Intendantin sammelt Todesanzeigen
Das sollen auch die drei Paten des Projekts demonstrieren. Margot Käßmann zählt ebenso dazu wie Moderator Reinhold Beckmann und Comedian Dieter Nuhr. Letzter soll dem Thema durch seine Satiresendung „Nuhr am Leben“ am 19. November um 22.45 im Ersten etwas Leichtigkeit verleihen. In gewohnter Manier witzelt er dort über Verstorbene wie den Schauspieler Johannes Heesters oder Osama bin Laden. Für Reim ist dieser Umgang mit dem Tod nur natürlich. Sie gab sogar zu, außergewöhnliche Todesanzeigen zu sammeln. Ihr Lieblingsstück sei ein Nachruf auf einen Schornsteinfeger aus Rosenheim mit dem Wortlaut: „Er kehrt nie wieder“.
Weitgehend gelassen geht Pfarrerin Margot Käßmann mit dem Tod um. Im Haushalt einer Geistlichen gehe es oft schon am Mittagstisch um das Thema Beerdigung. Sie selbst habe in der Trauerbegleitung immer wieder erlebt, dass Menschen dem Tod zu Lebzeiten zu wenig Aufmerksamkeit widmeten. Dann sei nach dem Sterben eines Angehörigen zum Beispiel nicht klar, ob er seine Organe spenden wolle, oder wie er sich seine Trauerfeier gewünscht habe. „So unerwartet kann der Tod nicht kommen, denn wir wissen ja, dass wir sterben werden“, sagte sie. Sie selbst wünsche sich, möglichst schmerzfrei zu sterben und habe als Pfarrerin oft erlebt, dass „der Tod sanft kommt“. Als Christin stehe neben allem Ungewissen für sie fest: „Der Tod bedeutet keinen Punkt, sondern einen Doppelpunkt.“ Beckmann erklärte, er gehe mit dem Thema Tod auch in seiner Sendung eher unerschrocken um, schließlich sei er früher Ministrant gewesen. Für seinen Dienst bei Beerdigungen habe es sogar Trinkgeld gegeben.
Tatort: Krebs im Endstadium
Den TV-Programmauftakt bildet das „Berliner Gespräch 2012“ zum Thema „Wie wir sterben wollen“ am Donnerstag, den 15. November, um 22 Uhr auf „Phoenix“. Zu den weiteren Höhepunkten der Themenwoche im Ersten zählt die ARD den Tatort am Sonntag, den 18. November, um 20.15 Uhr. Kommissarin Melissa Meinhard erhält darin die Diagnose: Krebs im Endstadium.
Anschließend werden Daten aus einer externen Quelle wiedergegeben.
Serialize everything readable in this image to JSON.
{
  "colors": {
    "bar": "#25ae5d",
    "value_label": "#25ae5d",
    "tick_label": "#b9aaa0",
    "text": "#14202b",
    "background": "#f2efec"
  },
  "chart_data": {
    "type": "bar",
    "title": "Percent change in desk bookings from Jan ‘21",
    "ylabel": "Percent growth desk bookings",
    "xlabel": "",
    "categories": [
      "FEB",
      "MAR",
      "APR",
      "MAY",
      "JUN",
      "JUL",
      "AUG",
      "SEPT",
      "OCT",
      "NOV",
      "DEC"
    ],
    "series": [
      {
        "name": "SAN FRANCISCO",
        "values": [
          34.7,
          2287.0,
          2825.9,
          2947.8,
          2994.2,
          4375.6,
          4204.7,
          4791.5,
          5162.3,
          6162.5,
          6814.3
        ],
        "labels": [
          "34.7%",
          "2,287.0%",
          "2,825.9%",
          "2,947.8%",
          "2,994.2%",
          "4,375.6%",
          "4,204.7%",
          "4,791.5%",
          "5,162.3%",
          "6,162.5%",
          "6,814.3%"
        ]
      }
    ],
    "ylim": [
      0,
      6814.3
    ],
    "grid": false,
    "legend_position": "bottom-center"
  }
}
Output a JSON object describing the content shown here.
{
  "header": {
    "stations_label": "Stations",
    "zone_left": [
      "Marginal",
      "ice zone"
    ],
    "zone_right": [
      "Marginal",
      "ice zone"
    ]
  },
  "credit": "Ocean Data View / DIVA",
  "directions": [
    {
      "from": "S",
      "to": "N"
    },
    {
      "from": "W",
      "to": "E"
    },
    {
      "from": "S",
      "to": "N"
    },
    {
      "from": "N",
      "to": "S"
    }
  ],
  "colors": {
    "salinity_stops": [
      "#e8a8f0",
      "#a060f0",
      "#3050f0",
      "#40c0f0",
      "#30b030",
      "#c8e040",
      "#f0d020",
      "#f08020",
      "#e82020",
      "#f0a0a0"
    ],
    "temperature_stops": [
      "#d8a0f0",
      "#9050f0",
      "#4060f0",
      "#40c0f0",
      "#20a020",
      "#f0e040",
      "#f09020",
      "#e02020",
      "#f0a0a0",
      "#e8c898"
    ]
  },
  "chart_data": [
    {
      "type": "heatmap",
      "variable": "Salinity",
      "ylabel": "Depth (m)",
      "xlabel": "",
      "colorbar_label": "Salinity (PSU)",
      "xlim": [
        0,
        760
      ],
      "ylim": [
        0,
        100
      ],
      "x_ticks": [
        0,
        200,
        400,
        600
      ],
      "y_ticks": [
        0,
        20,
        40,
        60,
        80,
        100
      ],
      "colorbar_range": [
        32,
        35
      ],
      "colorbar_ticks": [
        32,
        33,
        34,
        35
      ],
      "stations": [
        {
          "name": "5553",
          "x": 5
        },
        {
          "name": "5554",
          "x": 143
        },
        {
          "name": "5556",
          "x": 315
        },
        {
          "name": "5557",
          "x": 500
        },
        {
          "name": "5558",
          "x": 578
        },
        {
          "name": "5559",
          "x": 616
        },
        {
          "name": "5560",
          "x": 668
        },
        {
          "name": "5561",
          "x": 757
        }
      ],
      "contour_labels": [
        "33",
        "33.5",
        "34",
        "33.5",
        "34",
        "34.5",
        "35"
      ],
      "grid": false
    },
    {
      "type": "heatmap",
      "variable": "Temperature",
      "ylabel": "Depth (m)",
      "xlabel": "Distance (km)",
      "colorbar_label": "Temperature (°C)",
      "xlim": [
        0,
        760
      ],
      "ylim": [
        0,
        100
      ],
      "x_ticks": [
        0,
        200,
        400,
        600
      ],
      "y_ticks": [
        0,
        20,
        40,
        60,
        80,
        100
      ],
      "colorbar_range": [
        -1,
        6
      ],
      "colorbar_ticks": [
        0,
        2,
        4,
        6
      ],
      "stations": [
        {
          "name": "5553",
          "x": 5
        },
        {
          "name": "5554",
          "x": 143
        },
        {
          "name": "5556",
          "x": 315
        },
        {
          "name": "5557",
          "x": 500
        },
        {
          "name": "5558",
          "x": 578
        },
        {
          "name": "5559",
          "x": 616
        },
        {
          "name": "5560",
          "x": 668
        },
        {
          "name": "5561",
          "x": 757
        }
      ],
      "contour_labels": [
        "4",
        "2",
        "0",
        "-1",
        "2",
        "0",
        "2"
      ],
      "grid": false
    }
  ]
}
Einen Tag später zur selben Uhrzeit zeigt der Sender die TV-Reportage „Sie bringen den Tod“. Dafür haben die Journalisten Sebastian Bösel und Ulrich Neumann Sterbehelfer in Deutschland begleitet – Ärzte, die ihren Patienten auf Wunsch einen tödlichen Medikamenten-Cocktail besorgen. Gleich im Anschluss diskutieren die Gäste der Sendung „hart aber fair“ ebenfalls über Sterbehilfe. Der Film „Blaubeerblau“ zeigt am Mittwoch, den 21. November, um 20.15 Uhr das Leben und Sterben im Hospiz. Eine weitere Reportage am Samstag, den 24. November, um 15.30 Uhr fragt: Wie geht eigentlich das „Sterben ohne Glauben“? Wie gehen Menschen ohne religiösen Halt mit Trauer um?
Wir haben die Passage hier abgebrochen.